In tal modo il giudice si è posto in contrasto con il consolidato indirizzo di questa Corte, ad tenore del quale, in caso di notifica di cartella di pagamento avente ad oggetto crediti per sanzioni e non fondata su una sentenza passata in giudicato, il termine di prescrizione entro il quale deve essere fatta valere l'obbligazione tributaria relativa alle sanzioni e agli interessi è quello quinquennale, così come previsto per le sanzioni, dall'art. 20, comma 3, del d.lgs. n. 472 del 1997 (Cass. n. 7486 del 2022; Cass. n. 16099 del 2011), decorrendo la prescrizione dall'iscrizione a ruolo del credito, ossia dall'emissione dell'atto di irrogazione della (allora) soprattassa (Cass. 7 novembre 2011, n. 20600).
Tale principio è stato ribadito dalle Sezioni Unite di questa Corte (Cass., Sez. U., n. 23397 del 2016), secondo cui le sanzioni – come alcuni tributi non erariali – hanno prescrizione quinquennale e possono, al più, beneficiare dell’effetto dell’allungamento delle prescrizioni brevi in forza dell’actio iudicati a termini dell’art. 2953 c.c. Questo principio è ben radicato nella giurisprudenza di questa Corte, che ha ritenuto esaustiva la disciplina prescrizionale di diritto speciale prevista dall’art. 20 d.lgs. n. 472/1997, stante il carattere speciale dell’illecito tributario (Cass. n. 12989 del 2000).

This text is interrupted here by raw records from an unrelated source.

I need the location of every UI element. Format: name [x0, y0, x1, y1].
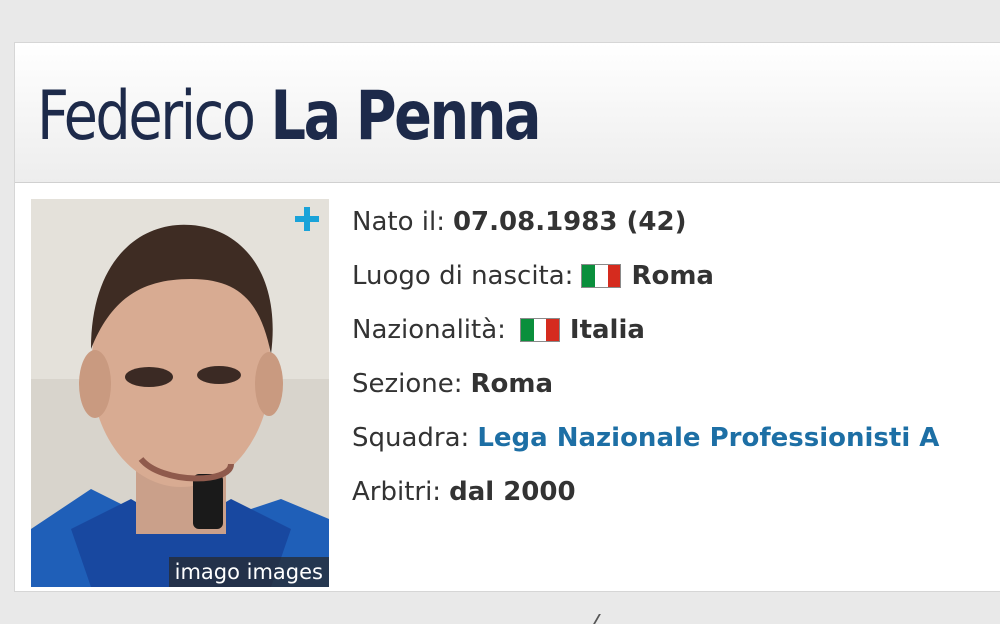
- nationality-label: Nazionalità:: [352, 315, 506, 345]
- birthplace-value: Roma: [631, 261, 714, 291]
- detail-row-born: Nato il: 07.08.1983 (42): [352, 195, 939, 249]
- referee-since-value: dal 2000: [449, 477, 576, 507]
- nationality-value: Italia: [569, 315, 645, 345]
- first-name: Federico: [37, 77, 256, 156]
- referee-photo-image: [31, 199, 329, 587]
- team-label: Squadra:: [352, 423, 470, 453]
- referee-details: Nato il: 07.08.1983 (42) Luogo di nascit…: [352, 195, 939, 519]
- referee-photo[interactable]: imago images: [31, 199, 329, 587]
- referee-label: Arbitri:: [352, 477, 442, 507]
- italy-flag-icon: [519, 318, 560, 342]
- birthplace-label: Luogo di nascita:: [352, 261, 574, 291]
- detail-row-nationality: Nazionalità: Italia: [352, 303, 939, 357]
- section-label: Sezione:: [352, 369, 463, 399]
- detail-row-referee: Arbitri: dal 2000: [352, 465, 939, 519]
- italy-flag-icon: [581, 264, 622, 288]
- born-value: 07.08.1983 (42): [452, 207, 687, 237]
- detail-row-section: Sezione: Roma: [352, 357, 939, 411]
- section-value: Roma: [470, 369, 554, 399]
- detail-row-team: Squadra: Lega Nazionale Professionisti A: [352, 411, 939, 465]
- team-link[interactable]: Lega Nazionale Professionisti A: [477, 423, 939, 453]
- profile-header: Federico La Penna: [15, 43, 1000, 183]
- page-title: Federico La Penna: [37, 77, 542, 157]
- last-name: La Penna: [270, 77, 542, 156]
- born-label: Nato il:: [352, 207, 445, 237]
- detail-row-birthplace: Luogo di nascita: Roma: [352, 249, 939, 303]
- referee-profile-card: Federico La Penna imago images Nato il: …: [14, 42, 1000, 592]
- photo-credit: imago images: [168, 557, 329, 587]
- plus-icon[interactable]: [291, 203, 323, 235]
- decorative-mark: [593, 614, 609, 624]
- page: Federico La Penna imago images Nato il: …: [0, 0, 1000, 624]
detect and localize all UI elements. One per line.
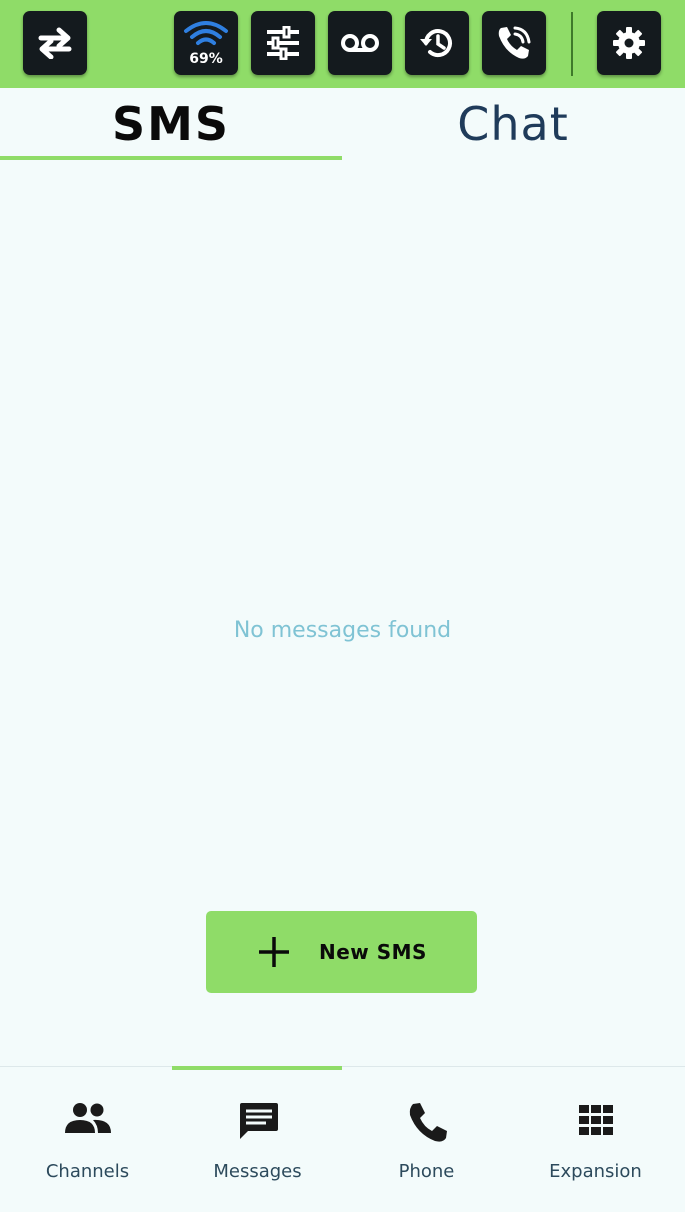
wifi-calling-button[interactable] bbox=[482, 11, 546, 75]
active-nav-indicator bbox=[172, 1066, 342, 1070]
people-icon bbox=[64, 1103, 111, 1133]
grid-icon bbox=[578, 1105, 613, 1135]
swap-button[interactable] bbox=[23, 11, 87, 75]
history-button[interactable] bbox=[405, 11, 469, 75]
nav-item-expansion[interactable]: Expansion bbox=[510, 1067, 681, 1212]
message-tabs: SMS Chat bbox=[0, 88, 685, 160]
settings-button[interactable] bbox=[597, 11, 661, 75]
top-toolbar: 69% bbox=[0, 0, 685, 88]
new-sms-label: New SMS bbox=[319, 940, 427, 964]
tab-sms[interactable]: SMS bbox=[0, 88, 342, 160]
wifi-percent: 69% bbox=[189, 51, 223, 67]
toolbar-divider bbox=[571, 12, 573, 76]
gear-icon bbox=[613, 27, 645, 59]
nav-label-messages: Messages bbox=[213, 1161, 302, 1182]
voicemail-button[interactable] bbox=[328, 11, 392, 75]
active-tab-indicator bbox=[0, 156, 342, 160]
history-icon bbox=[420, 29, 452, 58]
message-icon bbox=[239, 1103, 278, 1139]
nav-item-channels[interactable]: Channels bbox=[2, 1067, 173, 1212]
wifi-button[interactable]: 69% bbox=[174, 11, 238, 75]
plus-icon bbox=[259, 937, 289, 967]
sliders-icon bbox=[267, 26, 299, 60]
phone-wifi-icon bbox=[498, 26, 531, 59]
nav-item-messages[interactable]: Messages bbox=[172, 1067, 343, 1212]
phone-icon bbox=[409, 1103, 447, 1142]
settings-sliders-button[interactable] bbox=[251, 11, 315, 75]
new-sms-button[interactable]: New SMS bbox=[206, 911, 477, 993]
nav-label-channels: Channels bbox=[45, 1161, 130, 1182]
nav-label-expansion: Expansion bbox=[549, 1161, 642, 1182]
empty-state-message: No messages found bbox=[233, 618, 452, 643]
tab-chat[interactable]: Chat bbox=[342, 88, 684, 160]
nav-item-phone[interactable]: Phone bbox=[341, 1067, 512, 1212]
nav-label-phone: Phone bbox=[398, 1161, 455, 1182]
bottom-navigation: Channels Messages Phone Expansion bbox=[0, 1066, 685, 1212]
swap-icon bbox=[38, 27, 72, 59]
voicemail-icon bbox=[341, 34, 379, 52]
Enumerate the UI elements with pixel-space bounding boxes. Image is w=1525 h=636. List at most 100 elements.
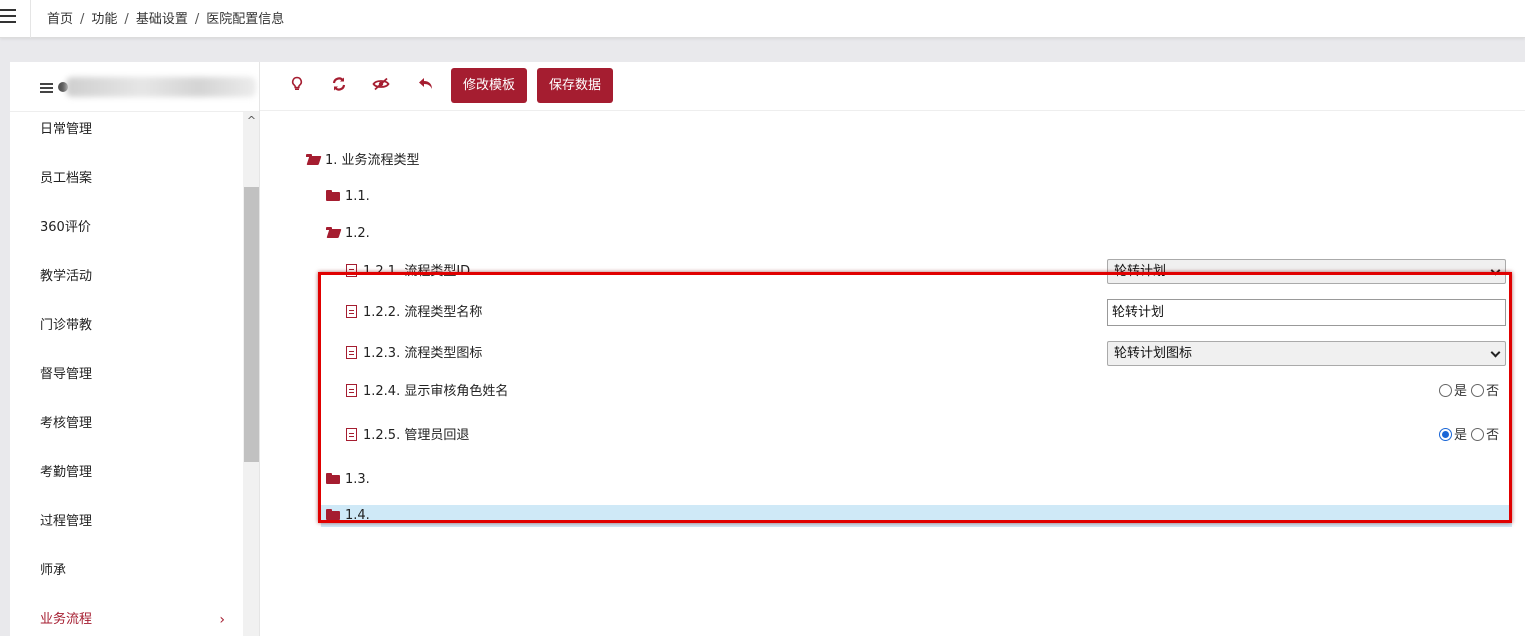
- blurred-user-info: [66, 77, 256, 97]
- refresh-icon[interactable]: [329, 76, 349, 96]
- scroll-up-icon[interactable]: ^: [243, 112, 259, 129]
- sidebar-item-workflow[interactable]: 业务流程 ›: [10, 602, 243, 636]
- eye-slash-icon[interactable]: [371, 76, 391, 96]
- sidebar-item-mentorship[interactable]: 师承: [10, 553, 243, 602]
- folder-icon: [326, 509, 340, 520]
- file-icon: [346, 384, 357, 397]
- tree-leaf-label: 1.2.1. 流程类型ID: [363, 264, 471, 279]
- main-panel: 修改模板 保存数据 1. 业务流程类型 1.1. 1.2. 1.2.1. 流程类…: [260, 62, 1525, 636]
- sidebar-item-label: 日常管理: [40, 122, 93, 137]
- tree-leaf-1-2-3: 1.2.3. 流程类型图标: [346, 343, 482, 365]
- tree-node-1-4[interactable]: 1.4.: [326, 505, 370, 527]
- sidebar-item-360[interactable]: 360评价: [10, 210, 243, 259]
- breadcrumb-basic-settings[interactable]: 基础设置: [136, 12, 188, 27]
- radio-no[interactable]: [1471, 428, 1485, 441]
- hamburger-menu-icon[interactable]: [0, 9, 18, 25]
- tree-leaf-label: 1.2.3. 流程类型图标: [363, 346, 483, 361]
- input-value: 轮转计划: [1112, 305, 1165, 320]
- tree-node-label: 1.2.: [345, 226, 370, 241]
- sidebar-item-label: 业务流程: [40, 612, 93, 627]
- radio-label: 否: [1486, 428, 1500, 443]
- sidebar: 日常管理 员工档案 360评价 教学活动 门诊带教 督导管理 考核管理 考勤管理…: [10, 62, 260, 636]
- breadcrumb-sep: /: [80, 12, 85, 27]
- radio-label: 否: [1486, 384, 1500, 399]
- tree-leaf-1-2-4: 1.2.4. 显示审核角色姓名: [346, 381, 508, 403]
- sidebar-item-staff-files[interactable]: 员工档案: [10, 161, 243, 210]
- folder-icon: [326, 473, 340, 484]
- folder-open-icon: [326, 227, 340, 238]
- sidebar-item-assessment[interactable]: 考核管理: [10, 406, 243, 455]
- sidebar-item-label: 360评价: [40, 220, 91, 235]
- sidebar-item-process[interactable]: 过程管理: [10, 504, 243, 553]
- sidebar-item-label: 师承: [40, 563, 67, 578]
- radio-yes-selected[interactable]: [1439, 428, 1452, 441]
- radio-no[interactable]: [1471, 384, 1485, 397]
- chevron-right-icon: ›: [219, 612, 225, 628]
- sidebar-item-label: 考核管理: [40, 416, 93, 431]
- radio-label: 是: [1454, 384, 1468, 399]
- save-data-button[interactable]: 保存数据: [537, 68, 614, 103]
- process-type-icon-select[interactable]: 轮转计划图标: [1107, 341, 1506, 366]
- tree-leaf-label: 1.2.5. 管理员回退: [363, 428, 470, 443]
- top-bar: 首页 / 功能 / 基础设置 / 医院配置信息: [0, 0, 1525, 38]
- edit-template-button[interactable]: 修改模板: [451, 68, 528, 103]
- sidebar-item-label: 过程管理: [40, 514, 93, 529]
- sidebar-item-supervision[interactable]: 督导管理: [10, 357, 243, 406]
- toolbar: 修改模板 保存数据: [260, 62, 1525, 111]
- tree-node-label: 1.3.: [345, 472, 370, 487]
- topbar-divider: [30, 0, 31, 38]
- sidebar-item-label: 督导管理: [40, 367, 93, 382]
- tree-node-1-2[interactable]: 1.2.: [326, 223, 370, 245]
- tree-node-label: 1. 业务流程类型: [325, 153, 420, 168]
- folder-icon: [326, 190, 340, 201]
- sidebar-item-attendance[interactable]: 考勤管理: [10, 455, 243, 504]
- tree-leaf-label: 1.2.4. 显示审核角色姓名: [363, 384, 509, 399]
- tree-leaf-1-2-5: 1.2.5. 管理员回退: [346, 425, 469, 447]
- show-reviewer-name-radio-group: 是 否: [1439, 382, 1499, 402]
- tree-node-root[interactable]: 1. 业务流程类型: [306, 150, 420, 172]
- sidebar-item-outpatient[interactable]: 门诊带教: [10, 308, 243, 357]
- breadcrumb-sep: /: [124, 12, 129, 27]
- breadcrumb-function[interactable]: 功能: [91, 12, 117, 27]
- breadcrumb-home[interactable]: 首页: [47, 12, 73, 27]
- tree-node-label: 1.1.: [345, 189, 370, 204]
- tree-leaf-label: 1.2.2. 流程类型名称: [363, 305, 483, 320]
- sidebar-item-daily[interactable]: 日常管理: [10, 112, 243, 161]
- breadcrumb: 首页 / 功能 / 基础设置 / 医院配置信息: [47, 8, 284, 27]
- process-type-id-select[interactable]: 轮转计划: [1107, 259, 1506, 284]
- chevron-down-icon: [1490, 265, 1501, 276]
- tree-leaf-1-2-1: 1.2.1. 流程类型ID: [346, 261, 470, 283]
- sidebar-item-label: 员工档案: [40, 171, 93, 186]
- breadcrumb-sep: /: [194, 12, 200, 27]
- radio-yes[interactable]: [1439, 384, 1452, 397]
- scrollbar-thumb[interactable]: [244, 187, 259, 462]
- list-icon[interactable]: [40, 83, 53, 93]
- tree-node-1-1[interactable]: 1.1.: [326, 186, 370, 208]
- file-icon: [346, 428, 357, 441]
- folder-open-icon: [306, 154, 320, 165]
- tree-row-highlight: [321, 505, 1512, 527]
- sidebar-item-label: 教学活动: [40, 269, 93, 284]
- file-icon: [346, 264, 357, 277]
- sidebar-scrollbar[interactable]: ^: [243, 112, 259, 636]
- radio-label: 是: [1454, 428, 1468, 443]
- tree-node-label: 1.4.: [345, 508, 370, 523]
- file-icon: [346, 305, 357, 318]
- sidebar-item-teaching[interactable]: 教学活动: [10, 259, 243, 308]
- undo-icon[interactable]: [416, 76, 436, 96]
- chevron-down-icon: [1490, 347, 1501, 358]
- sidebar-item-label: 考勤管理: [40, 465, 93, 480]
- sidebar-header: [10, 62, 259, 112]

Questa disciplina speciale della prescrizione in materia di sanzioni tributarie è stata da questa Corte ritenuta conforme al sistema e alle norme di contabilità pubblica, essendosi in particolare osservato che la disciplina speciale rispetto a quella di diritto comune trova “fondamento nei vincoli di competenza del bilancio della Stato, in forza dei quali l'amministrazione finanziaria deve potere, almeno per grandi linee, programmare e prevedere per ciascun anno il gettito fiscale ed i tempi della riscossione, tenendo conto anche delle proprie risorse di uomini e mezzi (bilancio di previsione)” (Cass., Sez. Un., n. 25790 del 2009; conf. Cass. n. 16730 del 2016). Peraltro, la generalizzata durata quinquennale obbedisce anche a esigenze di certezza e di tutela del contribuente, in ordine ai tempi di irrogazione della sanzione stessa.
Soccorre sul tema, inoltre, l’interpretazione erariale (Circolare Min. Finanze del 10 luglio 1998 n. 180), secondo cui il diritto alla riscossione delle sanzioni, quali che siano gli atti di contestazione o di irrogazione, si prescrive nel termine di cinque anni (“il diritto alla riscossione della sanzione irrogata si prescrive nel termine di cinque anni”). Il regime prescrizionale, in quanto generalizzato per qualunque provvedimento sanzionatorio, non può, pertanto, essere limitato alle sole sanzioni non contestuali all’atto impositivo e costituisce principio generale dell’ordinamento tributario.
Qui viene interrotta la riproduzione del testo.